Assemblywoman Schimel: Public Authorities Reform Bill Will Bring Oversight and Accountability to State Government

December 9, 2009
Great Neck – Assemblywoman Michelle Schimel announced the Assembly passed legislation to enact sweeping public authorities reform, stepping up accountability and shedding new light on the more than 700 public authorities operating with startling autonomy throughout New York (A.40012). Public authorities are quasi-governmental agencies created for a public purpose, such as the Metropolitan Transit Authority, public benefit corporations and the Thruway Authority, that operate largely without government oversight and with limited public scrutiny.

“For years we’ve been acutely aware that the state’s public authorities are in need of serious reform. This summer, I sponsored/supported legislation to streamline public authority operations and increase oversight,” Assemblywoman Michelle Schimel said. “Too often, public authorities have lost their focus – burning through money and straying more and more from their mission statements. The Assembly has been a leader in recognizing the need for these reforms.”

A two-year investigation into the mismanagement of New York’s public authorities resulted in the Public Authority Accountability Act of 2005, Assemblywoman Schimel said.
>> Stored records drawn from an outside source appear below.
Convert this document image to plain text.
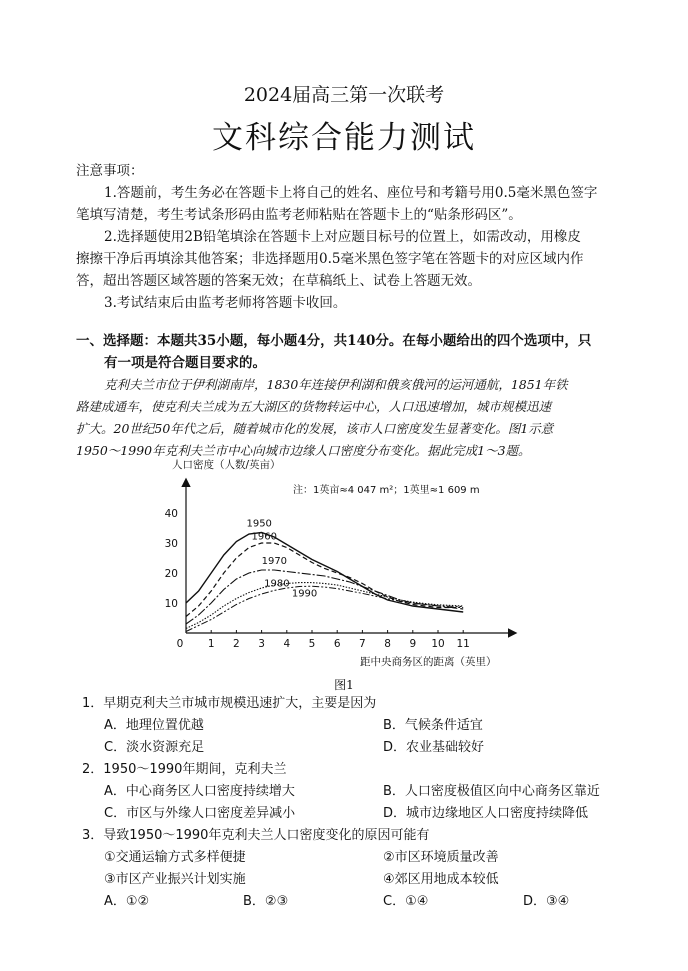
2024届高三第一次联考
文科综合能力测试
注意事项：
1.答题前，考生务必在答题卡上将自己的姓名、座位号和考籍号用0.5毫米黑色签字
笔填写清楚，考生考试条形码由监考老师粘贴在答题卡上的“贴条形码区”。
2.选择题使用2B铅笔填涂在答题卡上对应题目标号的位置上，如需改动，用橡皮
擦擦干净后再填涂其他答案；非选择题用0.5毫米黑色签字笔在答题卡的对应区域内作
答，超出答题区域答题的答案无效；在草稿纸上、试卷上答题无效。
3.考试结束后由监考老师将答题卡收回。
一、选择题：本题共35小题，每小题4分，共140分。在每小题给出的四个选项中，只
有一项是符合题目要求的。
克利夫兰市位于伊利湖南岸，1830年连接伊利湖和俄亥俄河的运河通航，1851年铁
路建成通车，使克利夫兰成为五大湖区的货物转运中心，人口迅速增加，城市规模迅速
扩大。20世纪50年代之后，随着城市化的发展，该市人口密度发生显著变化。图1示意
1950～1990年克利夫兰市中心向城市边缘人口密度分布变化。据此完成1～3题。
人口密度（人数/英亩）
注：1英亩≈4 047 m²；1英里≈1 609 m
距中央商务区的距离（英里）
0 1 2 3 4 5 6 7 8 9 10 11
10
20
30
40
1950
1960
1970
1980
1990
图1
1．早期克利夫兰市城市规模迅速扩大，主要是因为
A．地理位置优越	B．气候条件适宜
C．淡水资源充足	D．农业基础较好
2．1950～1990年期间，克利夫兰
A．中心商务区人口密度持续增大	B．人口密度极值区向中心商务区靠近
C．市区与外缘人口密度差异减小	D．城市边缘地区人口密度持续降低
3．导致1950～1990年克利夫兰人口密度变化的原因可能有
①交通运输方式多样便捷	②市区环境质量改善
③市区产业振兴计划实施	④郊区用地成本较低
A．①②	B．②③	C．①④	D．③④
This legislation was an important first step toward improving public authority operations and oversight, but additional measures are needed to get and keep these agencies on track and functioning as they were intended.

Recognizing the need for comprehensive reform of New York’s public authorities, the legislation I supported delivers critical reform by:

  • strengthening the Authority Budget Office by adding additional powers and responsibilities;
  • adding to and strengthening provisions governing public authorities’ boards of directors, encouraging accountability and reform;
  • providing the comptroller the power to pre-approve public authority contracts over $1 million that are not competitively bid;
  • strengthening rules and closing loopholes regarding the sale of property by public authorities below fair market value;
  • creating strict new rules to control public authority debt;
  • ensuring that public authorities, including some subsidiaries, are subject to legislative and executive approval;
  • requiring that state authorities maintain a record of lobbying contacts made in an attempt to influence any rule, regulation or ratemaking procedure of such authority;
  • providing whistle-blower protections for employees of public authorities;
  • requiring confirmation of the CEO/Executive Director of the Dormitory Authority, Thruway Authority, Power Authority, and Long Island Power Authority; and
  • strengthening labor agreements for the development of hotels and convention centers in which a public authority has a proprietary interest.

“This legislation has tremendous support from the public and provides the reforms that New York’s public authorities need,” Assemblywoman Michelle Schimel said. “Especially in difficult economic times, the people of New York deserve to know where and how their money is being spent.”